第24話

社長の肩…

少し濡れてる…。


もう少し、近づいてもらった方が

本当はいいのだけれど…


ここで


もう少し、こっちに寄って下さい


なんて言っていいのかな…

仮にも社長だし、初対面の日だし…

積極的な子とか思われるのも抵抗があるし…


傘は大きめの傘でしたが

やはり、二人で差すには

少し小さくて…


付き合っていない私たちには

この距離感が限界でした。


少なくとも、私には…


漸く、見えてきた私のアパートの前で

私は足を止めました。


「ありがとうございました、ここでいいです」


そう言いながら、社長にタオルでも

貸した方いいのかとか、

家に上がってもらった方がいいのかとか

頭を悩ませました。


流石に…

家に上げるのは、ちょっとマズい。

部屋の中、片付いてないと思うし…

って、そういう問題じゃないですね。


社長を誘ってると思われるのも

軽い子だと思われるのも嫌だったので

咄嗟に、バッグからハンドタオルを出して

社長の肩を拭きました。


「すみません、私が一緒だったせいで

スーツを濡らしてしまって…」


「気にしなくて、いいです、僕が好きでしたことだし」


「でも…」


「この、タオル借りててもいいですか?」


「構いませんけど?あ、タオルなら今持ってきましょうか?」


「大丈夫です、じゃあ、これ借りますね、返すのは来週でいいですか?」


「別に、いいので」


「ありがとうございます。
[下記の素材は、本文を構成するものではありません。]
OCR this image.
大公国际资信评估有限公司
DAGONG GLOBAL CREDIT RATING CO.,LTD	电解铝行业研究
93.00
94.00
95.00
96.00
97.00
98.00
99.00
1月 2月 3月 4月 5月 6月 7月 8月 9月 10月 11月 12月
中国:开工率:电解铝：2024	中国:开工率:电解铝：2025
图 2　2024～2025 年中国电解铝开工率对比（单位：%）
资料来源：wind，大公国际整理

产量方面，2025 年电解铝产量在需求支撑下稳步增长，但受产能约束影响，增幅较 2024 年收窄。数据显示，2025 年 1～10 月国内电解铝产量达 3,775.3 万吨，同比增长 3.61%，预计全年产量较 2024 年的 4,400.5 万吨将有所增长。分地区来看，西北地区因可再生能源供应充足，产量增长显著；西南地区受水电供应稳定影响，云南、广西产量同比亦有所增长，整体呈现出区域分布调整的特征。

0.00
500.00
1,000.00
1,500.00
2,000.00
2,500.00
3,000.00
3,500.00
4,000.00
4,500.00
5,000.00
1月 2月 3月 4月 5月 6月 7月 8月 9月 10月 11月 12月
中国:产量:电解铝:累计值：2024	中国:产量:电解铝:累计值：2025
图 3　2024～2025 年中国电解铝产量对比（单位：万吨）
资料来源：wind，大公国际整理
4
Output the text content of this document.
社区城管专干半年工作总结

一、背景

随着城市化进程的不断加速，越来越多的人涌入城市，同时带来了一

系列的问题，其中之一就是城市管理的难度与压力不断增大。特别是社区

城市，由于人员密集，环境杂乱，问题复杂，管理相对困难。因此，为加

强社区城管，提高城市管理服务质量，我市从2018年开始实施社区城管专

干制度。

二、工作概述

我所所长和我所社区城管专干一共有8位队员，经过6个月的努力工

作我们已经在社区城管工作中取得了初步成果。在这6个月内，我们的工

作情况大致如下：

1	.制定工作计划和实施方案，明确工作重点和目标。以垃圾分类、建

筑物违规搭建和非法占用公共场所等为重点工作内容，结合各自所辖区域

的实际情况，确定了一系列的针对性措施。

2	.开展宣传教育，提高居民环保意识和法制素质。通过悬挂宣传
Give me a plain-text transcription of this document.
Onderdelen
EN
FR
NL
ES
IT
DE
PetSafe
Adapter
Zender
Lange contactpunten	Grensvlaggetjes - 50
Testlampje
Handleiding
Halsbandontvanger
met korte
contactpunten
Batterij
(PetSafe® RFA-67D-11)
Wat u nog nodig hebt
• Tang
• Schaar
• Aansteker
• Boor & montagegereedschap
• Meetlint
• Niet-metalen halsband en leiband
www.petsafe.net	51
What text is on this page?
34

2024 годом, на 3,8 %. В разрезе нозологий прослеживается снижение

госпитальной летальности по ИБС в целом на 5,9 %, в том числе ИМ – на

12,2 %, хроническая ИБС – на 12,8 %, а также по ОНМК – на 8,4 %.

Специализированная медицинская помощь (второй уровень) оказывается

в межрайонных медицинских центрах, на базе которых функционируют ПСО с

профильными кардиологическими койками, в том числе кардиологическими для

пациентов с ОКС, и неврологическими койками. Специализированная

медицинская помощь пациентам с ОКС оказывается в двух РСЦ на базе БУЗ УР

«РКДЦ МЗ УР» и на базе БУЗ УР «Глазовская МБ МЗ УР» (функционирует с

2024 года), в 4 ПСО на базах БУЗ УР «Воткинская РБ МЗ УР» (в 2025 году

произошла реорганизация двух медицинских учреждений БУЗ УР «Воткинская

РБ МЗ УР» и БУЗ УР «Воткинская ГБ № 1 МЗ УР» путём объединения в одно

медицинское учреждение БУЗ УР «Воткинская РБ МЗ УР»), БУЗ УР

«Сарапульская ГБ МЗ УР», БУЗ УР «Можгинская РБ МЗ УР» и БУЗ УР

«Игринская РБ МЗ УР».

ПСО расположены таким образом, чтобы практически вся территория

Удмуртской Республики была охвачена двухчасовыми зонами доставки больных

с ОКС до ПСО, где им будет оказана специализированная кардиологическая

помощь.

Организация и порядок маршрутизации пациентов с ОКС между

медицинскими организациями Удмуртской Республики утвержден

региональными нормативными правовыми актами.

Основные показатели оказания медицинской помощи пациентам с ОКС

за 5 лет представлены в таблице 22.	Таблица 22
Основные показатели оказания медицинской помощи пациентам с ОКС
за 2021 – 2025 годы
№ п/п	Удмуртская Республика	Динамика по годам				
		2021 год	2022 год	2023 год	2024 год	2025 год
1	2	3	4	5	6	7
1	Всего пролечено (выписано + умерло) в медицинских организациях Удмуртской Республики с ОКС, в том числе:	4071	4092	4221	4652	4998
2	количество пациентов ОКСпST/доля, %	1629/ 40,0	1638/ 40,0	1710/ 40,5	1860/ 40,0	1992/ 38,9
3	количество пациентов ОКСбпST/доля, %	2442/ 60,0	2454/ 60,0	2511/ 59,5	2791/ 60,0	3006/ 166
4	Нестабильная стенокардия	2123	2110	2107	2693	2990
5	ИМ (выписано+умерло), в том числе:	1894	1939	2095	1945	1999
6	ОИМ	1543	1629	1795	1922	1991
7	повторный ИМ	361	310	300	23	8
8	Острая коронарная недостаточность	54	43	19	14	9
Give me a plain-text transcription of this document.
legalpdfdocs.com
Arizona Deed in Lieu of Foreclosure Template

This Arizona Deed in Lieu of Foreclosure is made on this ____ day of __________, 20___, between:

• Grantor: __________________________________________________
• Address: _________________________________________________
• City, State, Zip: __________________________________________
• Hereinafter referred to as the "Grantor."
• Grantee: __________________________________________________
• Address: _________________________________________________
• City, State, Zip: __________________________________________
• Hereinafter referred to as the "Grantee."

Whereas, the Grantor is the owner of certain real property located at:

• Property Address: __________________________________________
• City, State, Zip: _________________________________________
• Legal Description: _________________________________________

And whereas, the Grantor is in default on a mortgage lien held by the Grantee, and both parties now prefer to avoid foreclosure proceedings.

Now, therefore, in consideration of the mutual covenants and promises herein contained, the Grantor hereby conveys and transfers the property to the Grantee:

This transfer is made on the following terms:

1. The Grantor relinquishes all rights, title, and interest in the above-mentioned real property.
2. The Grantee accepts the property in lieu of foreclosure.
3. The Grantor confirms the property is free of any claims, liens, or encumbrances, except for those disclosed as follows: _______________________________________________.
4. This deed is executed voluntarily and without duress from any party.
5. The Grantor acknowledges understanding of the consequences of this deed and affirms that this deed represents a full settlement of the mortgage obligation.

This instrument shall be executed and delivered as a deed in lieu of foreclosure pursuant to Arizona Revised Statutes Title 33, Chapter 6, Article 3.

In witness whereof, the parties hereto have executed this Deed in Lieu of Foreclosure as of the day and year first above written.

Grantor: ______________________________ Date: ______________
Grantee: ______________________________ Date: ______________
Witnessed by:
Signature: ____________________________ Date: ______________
じゃあ、来週から、職場で…また。

おやすみなさい。今日は、付き合ってくれて、感謝してます」


「そんな、私こそ、沢山ご馳走になってしまって、

しかも、送ってもらったりして…また、会社で、よろしくお願いします。

おやすみなさい、気を付けて帰って下さいね」


そう言って、私は、アパートに戻りました。

玄関を開けると、社長の姿が見えて、私が部屋に入るのを

待っていたようで、同時に、後ろ姿を見せながら

アパートの前を立ち去っていく様子が見えました。